The standard 0/1 knapsack problem lends itself to a simple DP solution: with n distinct objects with irrational values, integer weights, and a max weight of W, make an n x W array m and let m[i, j] be the maximum value achievable with items 1 to i and a weight of at most j.
I'm trying to solve the problem where the weights are irrational but the values are rational. I'm told that there is an O(nV) solution, where V is the sum of all of the values. I want to say something like this: let m be an n x V array, and let m[i, j] be the minimum possible weight to achieve a value of at least j with items 1 to i. This would yield something like the following:
def knapsack(weights, values, max_weight):
max_v = sum(values)
m = [[0 for _ in range(max_v)] for _ in weights]

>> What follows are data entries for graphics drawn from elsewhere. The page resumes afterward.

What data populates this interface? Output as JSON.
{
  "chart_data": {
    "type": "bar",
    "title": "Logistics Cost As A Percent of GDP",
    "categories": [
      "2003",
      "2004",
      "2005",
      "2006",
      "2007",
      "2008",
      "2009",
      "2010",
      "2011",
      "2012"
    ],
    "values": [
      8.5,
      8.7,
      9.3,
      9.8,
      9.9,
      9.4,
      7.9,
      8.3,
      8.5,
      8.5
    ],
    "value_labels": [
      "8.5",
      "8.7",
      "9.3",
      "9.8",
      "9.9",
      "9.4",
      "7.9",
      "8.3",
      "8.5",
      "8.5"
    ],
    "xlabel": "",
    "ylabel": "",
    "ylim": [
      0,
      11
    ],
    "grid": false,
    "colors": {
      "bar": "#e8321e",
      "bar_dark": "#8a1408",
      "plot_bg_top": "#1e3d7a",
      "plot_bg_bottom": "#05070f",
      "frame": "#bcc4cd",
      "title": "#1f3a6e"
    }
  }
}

for i in range(len(weights)):
for j in range(max_v):
if j < values[i]:
m[i][j] = m[i - 1][j]
else:
m[i][j] = min(m[i - 1][j], weights[i] + m[i - 1][j - values[i]])
for val, col in reversed(enumerate(zip(*m))):
wt = min(col)
if wt <= max_weight:
return col
return 0
But this doesn't work: cells like m[0, 100] get initialized with meaningless junk that propagates downward. I'm not sure how to solve this, and I can't find any info. It looks like this question would provide an algorithm to fill each cell, but it would be too expensive to call for every single one.